Pierre-Louis Lacorte
Pierre-Louis Lacorte

Reputation: 363

Is it worth it to convert array into set to search in NodeJS

I would like to know if it is worth to convert an array into a set in order to search using NodeJS.

My use case is that this search is done lot of times, but not necessary on big sets of data (can go up to ~2000 items in the array from time to time).

Looking for a specific id in a list.

Which approach is better :

const isPresent = (myArray, id) => {
   return Boolean(myArray.some((arrayElement) => arrayElement.id === id);
}

or

const mySet = new Set(myArray)
const isPresent = (mySet, id) => {
   return mySet.has(id);
}

I know that theoretically the second approach is better as it is O(1) and O(n) for the first approach. But can the instantiation of the set offset the gain on small arrays?

Upvotes: 2

Views: 1120

Answers (2)

A. Todkar
A. Todkar

Reputation: 383

@jonrsharpe - particularly for your case, I found that converting an array of 2k to Set itself is taking ~1.15ms. No doubt searching Set is faster than an Array but in your case, this additional conversion can be little costly.

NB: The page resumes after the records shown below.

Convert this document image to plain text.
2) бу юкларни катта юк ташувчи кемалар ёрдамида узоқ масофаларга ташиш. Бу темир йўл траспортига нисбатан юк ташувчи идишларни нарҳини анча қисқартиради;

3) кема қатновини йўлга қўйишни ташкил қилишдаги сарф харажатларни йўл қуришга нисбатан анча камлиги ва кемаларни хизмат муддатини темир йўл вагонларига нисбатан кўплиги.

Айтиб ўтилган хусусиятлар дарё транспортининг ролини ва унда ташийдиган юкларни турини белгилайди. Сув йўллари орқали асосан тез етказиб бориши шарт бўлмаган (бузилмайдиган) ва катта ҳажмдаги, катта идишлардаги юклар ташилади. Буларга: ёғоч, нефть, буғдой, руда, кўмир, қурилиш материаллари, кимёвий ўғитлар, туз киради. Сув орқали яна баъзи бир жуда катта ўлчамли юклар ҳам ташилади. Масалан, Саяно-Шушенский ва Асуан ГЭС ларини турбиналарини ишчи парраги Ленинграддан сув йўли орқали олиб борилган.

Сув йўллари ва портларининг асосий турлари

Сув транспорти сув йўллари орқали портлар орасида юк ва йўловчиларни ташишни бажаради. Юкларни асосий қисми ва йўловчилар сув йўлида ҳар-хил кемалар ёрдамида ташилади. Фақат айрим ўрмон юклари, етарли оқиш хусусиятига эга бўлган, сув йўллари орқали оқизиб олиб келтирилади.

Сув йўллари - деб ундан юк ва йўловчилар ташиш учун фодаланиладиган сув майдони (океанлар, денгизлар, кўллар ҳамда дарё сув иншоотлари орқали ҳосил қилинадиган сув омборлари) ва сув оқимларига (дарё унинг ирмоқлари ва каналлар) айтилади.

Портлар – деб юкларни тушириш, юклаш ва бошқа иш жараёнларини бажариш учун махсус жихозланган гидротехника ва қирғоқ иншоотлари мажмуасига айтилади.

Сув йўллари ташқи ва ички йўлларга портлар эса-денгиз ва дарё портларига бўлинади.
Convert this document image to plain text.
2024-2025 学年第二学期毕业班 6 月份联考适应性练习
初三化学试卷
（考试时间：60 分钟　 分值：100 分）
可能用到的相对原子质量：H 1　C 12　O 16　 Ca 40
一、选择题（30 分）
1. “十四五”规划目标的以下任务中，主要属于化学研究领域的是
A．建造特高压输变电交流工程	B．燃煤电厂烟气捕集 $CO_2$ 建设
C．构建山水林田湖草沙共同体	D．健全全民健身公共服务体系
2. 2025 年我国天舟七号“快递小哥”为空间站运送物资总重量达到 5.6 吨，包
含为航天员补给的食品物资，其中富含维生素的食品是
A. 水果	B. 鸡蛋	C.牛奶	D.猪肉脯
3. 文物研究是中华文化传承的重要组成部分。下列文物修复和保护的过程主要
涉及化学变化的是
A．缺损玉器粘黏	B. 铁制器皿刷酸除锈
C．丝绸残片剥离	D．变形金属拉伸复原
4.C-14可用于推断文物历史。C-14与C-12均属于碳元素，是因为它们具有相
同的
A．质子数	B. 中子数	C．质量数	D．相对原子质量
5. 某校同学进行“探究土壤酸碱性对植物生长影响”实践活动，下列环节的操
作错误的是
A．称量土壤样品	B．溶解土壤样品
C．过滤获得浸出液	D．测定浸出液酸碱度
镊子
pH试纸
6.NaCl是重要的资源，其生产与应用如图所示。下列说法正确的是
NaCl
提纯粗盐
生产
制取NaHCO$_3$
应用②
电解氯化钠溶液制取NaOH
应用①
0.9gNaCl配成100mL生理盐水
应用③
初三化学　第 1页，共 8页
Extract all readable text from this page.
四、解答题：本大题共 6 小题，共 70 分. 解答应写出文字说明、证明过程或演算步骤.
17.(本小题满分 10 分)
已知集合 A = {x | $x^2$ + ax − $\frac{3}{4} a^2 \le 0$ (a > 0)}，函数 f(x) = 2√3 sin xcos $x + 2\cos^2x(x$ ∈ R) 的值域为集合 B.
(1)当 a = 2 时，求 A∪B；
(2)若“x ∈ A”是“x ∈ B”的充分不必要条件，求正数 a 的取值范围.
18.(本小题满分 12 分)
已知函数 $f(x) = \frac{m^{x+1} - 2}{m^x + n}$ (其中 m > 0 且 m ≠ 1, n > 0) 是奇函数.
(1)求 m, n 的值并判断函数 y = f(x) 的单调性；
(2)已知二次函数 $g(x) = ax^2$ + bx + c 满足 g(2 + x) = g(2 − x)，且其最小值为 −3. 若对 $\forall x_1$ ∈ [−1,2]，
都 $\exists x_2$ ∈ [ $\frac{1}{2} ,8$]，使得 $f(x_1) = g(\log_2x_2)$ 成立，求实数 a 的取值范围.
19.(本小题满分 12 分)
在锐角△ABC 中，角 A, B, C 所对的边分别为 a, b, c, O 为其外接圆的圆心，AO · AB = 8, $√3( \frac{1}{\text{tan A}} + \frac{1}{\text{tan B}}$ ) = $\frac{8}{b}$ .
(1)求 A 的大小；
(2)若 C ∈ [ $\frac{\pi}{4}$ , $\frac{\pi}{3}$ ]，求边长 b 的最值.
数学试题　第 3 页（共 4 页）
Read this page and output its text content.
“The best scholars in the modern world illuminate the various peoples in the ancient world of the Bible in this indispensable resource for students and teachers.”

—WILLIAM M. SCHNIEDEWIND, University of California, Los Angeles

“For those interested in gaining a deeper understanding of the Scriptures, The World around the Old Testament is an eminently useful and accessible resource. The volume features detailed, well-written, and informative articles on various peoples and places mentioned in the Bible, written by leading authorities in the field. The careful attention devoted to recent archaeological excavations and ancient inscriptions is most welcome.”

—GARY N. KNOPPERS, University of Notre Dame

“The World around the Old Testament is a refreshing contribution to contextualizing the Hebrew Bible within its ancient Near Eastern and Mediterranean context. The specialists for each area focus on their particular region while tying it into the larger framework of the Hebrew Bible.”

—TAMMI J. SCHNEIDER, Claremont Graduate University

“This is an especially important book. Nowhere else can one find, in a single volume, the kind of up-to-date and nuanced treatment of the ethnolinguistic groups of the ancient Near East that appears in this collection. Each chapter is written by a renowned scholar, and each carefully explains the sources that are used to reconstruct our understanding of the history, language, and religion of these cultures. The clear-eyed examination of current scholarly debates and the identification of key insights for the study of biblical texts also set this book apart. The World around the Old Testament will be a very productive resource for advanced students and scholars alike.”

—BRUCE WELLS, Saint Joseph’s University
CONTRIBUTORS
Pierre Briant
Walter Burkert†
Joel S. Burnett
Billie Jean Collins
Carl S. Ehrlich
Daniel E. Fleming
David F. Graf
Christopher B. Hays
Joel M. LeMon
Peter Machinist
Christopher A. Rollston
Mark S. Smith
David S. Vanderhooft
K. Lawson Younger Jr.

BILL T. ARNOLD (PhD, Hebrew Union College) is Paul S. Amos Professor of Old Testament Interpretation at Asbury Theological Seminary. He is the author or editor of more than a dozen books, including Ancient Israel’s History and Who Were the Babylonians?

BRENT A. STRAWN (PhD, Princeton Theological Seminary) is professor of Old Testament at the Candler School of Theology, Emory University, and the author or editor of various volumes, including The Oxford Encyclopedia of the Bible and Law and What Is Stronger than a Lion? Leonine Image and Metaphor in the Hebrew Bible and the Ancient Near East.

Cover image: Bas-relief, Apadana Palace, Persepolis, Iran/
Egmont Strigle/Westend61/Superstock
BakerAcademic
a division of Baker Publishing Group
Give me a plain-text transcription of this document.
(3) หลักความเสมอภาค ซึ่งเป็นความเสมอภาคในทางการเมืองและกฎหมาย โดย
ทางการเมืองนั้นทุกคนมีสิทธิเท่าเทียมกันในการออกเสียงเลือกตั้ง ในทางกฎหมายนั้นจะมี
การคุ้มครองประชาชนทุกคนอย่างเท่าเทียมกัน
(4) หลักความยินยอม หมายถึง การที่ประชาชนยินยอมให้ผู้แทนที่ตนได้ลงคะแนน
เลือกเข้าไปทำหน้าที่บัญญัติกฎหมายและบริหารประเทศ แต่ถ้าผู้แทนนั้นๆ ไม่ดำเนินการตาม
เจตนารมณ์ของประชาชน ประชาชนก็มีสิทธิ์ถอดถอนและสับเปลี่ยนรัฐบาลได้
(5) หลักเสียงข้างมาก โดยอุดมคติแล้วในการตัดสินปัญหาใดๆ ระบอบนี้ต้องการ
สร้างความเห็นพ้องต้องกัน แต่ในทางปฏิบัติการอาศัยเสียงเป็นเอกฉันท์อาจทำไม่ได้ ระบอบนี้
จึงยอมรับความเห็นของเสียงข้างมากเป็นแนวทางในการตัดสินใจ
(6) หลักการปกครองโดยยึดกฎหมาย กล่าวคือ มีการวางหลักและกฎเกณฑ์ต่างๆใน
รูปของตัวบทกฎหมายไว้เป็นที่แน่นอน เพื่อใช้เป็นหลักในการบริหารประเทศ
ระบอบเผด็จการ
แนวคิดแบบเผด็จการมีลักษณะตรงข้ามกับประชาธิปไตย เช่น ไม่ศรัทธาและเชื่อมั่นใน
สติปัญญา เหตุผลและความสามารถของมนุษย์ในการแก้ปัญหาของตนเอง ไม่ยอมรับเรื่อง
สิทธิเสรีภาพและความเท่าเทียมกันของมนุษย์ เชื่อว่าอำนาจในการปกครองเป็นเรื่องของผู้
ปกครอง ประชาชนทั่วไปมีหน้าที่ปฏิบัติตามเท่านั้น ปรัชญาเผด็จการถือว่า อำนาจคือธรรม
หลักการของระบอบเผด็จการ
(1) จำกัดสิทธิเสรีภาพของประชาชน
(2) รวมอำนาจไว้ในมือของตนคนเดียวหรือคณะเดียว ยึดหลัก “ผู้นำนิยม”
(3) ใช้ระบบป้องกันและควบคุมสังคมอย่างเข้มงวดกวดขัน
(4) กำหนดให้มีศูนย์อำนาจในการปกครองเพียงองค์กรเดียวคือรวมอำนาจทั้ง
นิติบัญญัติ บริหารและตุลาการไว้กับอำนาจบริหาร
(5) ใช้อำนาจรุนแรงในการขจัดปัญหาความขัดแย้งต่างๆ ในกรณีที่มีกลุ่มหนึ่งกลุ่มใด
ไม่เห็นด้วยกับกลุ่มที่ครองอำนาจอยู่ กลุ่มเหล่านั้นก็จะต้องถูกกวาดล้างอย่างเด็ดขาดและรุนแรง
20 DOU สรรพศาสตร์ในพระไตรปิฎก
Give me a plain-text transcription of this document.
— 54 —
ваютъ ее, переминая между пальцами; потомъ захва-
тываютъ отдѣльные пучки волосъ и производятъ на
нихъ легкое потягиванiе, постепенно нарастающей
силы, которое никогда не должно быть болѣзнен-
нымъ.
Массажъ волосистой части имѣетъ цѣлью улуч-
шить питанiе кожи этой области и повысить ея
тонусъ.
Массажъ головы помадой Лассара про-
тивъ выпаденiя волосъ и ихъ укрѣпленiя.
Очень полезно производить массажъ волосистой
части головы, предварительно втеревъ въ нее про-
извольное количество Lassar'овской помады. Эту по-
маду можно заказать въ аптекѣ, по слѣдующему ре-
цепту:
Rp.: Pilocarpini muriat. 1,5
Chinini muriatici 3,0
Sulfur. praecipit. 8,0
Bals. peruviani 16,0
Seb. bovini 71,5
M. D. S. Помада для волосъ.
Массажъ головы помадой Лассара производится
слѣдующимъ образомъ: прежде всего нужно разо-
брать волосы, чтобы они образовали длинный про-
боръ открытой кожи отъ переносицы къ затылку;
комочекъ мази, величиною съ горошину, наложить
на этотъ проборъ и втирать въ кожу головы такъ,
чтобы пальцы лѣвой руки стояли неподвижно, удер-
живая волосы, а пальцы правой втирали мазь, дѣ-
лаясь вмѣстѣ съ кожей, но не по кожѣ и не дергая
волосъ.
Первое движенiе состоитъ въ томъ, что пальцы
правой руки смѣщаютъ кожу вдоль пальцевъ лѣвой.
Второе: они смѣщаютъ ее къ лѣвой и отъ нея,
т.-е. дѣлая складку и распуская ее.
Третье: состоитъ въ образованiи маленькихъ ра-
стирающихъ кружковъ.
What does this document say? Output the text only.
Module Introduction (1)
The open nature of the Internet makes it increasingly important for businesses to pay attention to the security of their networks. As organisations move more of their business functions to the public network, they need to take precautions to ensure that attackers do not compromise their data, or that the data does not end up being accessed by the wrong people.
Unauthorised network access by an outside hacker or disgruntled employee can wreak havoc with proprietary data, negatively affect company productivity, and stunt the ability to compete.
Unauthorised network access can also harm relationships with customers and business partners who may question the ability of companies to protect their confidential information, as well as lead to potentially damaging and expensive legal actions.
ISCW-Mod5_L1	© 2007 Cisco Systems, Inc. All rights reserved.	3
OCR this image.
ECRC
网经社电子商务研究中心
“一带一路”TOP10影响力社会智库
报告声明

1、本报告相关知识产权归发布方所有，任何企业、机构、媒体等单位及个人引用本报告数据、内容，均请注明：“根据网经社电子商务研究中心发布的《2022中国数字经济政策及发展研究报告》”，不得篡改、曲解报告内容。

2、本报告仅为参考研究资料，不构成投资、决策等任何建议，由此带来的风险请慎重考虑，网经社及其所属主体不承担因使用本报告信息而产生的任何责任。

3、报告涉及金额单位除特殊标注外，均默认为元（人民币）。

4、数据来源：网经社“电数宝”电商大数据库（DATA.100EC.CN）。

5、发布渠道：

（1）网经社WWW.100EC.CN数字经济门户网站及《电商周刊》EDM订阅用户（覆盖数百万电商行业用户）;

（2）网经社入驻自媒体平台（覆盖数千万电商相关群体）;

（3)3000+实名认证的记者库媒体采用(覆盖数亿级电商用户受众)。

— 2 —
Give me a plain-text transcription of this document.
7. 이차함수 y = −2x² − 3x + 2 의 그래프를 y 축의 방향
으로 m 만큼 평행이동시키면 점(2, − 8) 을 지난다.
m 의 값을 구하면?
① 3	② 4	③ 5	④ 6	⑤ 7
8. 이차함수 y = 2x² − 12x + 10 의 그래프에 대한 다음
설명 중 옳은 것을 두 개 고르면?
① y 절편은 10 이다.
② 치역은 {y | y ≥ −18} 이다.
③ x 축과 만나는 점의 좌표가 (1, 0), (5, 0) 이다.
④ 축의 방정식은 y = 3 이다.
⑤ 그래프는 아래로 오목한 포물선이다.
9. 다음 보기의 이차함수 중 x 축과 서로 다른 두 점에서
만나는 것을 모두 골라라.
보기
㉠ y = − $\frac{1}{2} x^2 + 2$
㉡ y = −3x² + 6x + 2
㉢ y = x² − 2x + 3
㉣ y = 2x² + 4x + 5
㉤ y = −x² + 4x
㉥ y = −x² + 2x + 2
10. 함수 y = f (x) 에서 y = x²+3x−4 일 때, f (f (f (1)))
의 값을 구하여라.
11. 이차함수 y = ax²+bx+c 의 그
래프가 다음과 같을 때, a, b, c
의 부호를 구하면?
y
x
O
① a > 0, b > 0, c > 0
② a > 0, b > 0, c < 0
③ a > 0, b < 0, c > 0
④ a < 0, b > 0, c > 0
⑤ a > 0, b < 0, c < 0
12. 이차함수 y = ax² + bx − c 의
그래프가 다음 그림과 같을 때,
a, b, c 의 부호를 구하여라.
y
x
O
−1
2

You can run below code in your browser console to check. new Set(arr) is taking almost ~1.2ms

var  arr = [], set = new Set(), n = 2000;
for (let i = 0; i < n; i++) {
  arr.push(i);
};

console.time('Set'); 
set = new Set(arr);
console.timeEnd('Set');

Adding element in the Set is always costly. Below code shows the time required to insert an item in array/set. Which shows Array insertion is faster than Set.

var  arr = [], set = new Set(), n = 2000;
console.time('Array'); 
for (let i = 0; i < n; i++) {
  arr.push(i);  
};
console.timeEnd('Array');

console.time('Set'); 
for (let i = 0; i < n; i++) {
  set.add(i);  
};
console.timeEnd('Set');

I run the following code to analyze the speed of locating an element in the array and set. Found that set is 8-10 time faster than the array.

You can copy-paste this code in your browser to analyze further

var arr = [], set = new Set(), n = 100000;
for (let i = 0; i < n; i++) {
  arr.push(i);
  set.add(i);
}

var result;
console.time('Array'); 
result = arr.indexOf(12313) !== -1; 
console.timeEnd('Array');
console.time('Set'); 
result = set.has(12313); 
console.timeEnd('Set');

So for your case array.some is better!

Upvotes: 2

gcasar
gcasar

Reputation: 759

I will offer a different upside for using Set: your code is now more semantic, easier to know what it does.

Other than that this post has a nice comparison - Javascript Set vs. Array performance but make your own measurements if you really feel that this is your bottleneck. Don't optimise things that are not your bottleneck!

My own heuristic is a isPresent-like utility for nicer code but if the check is done in a loop I always construct a Set before.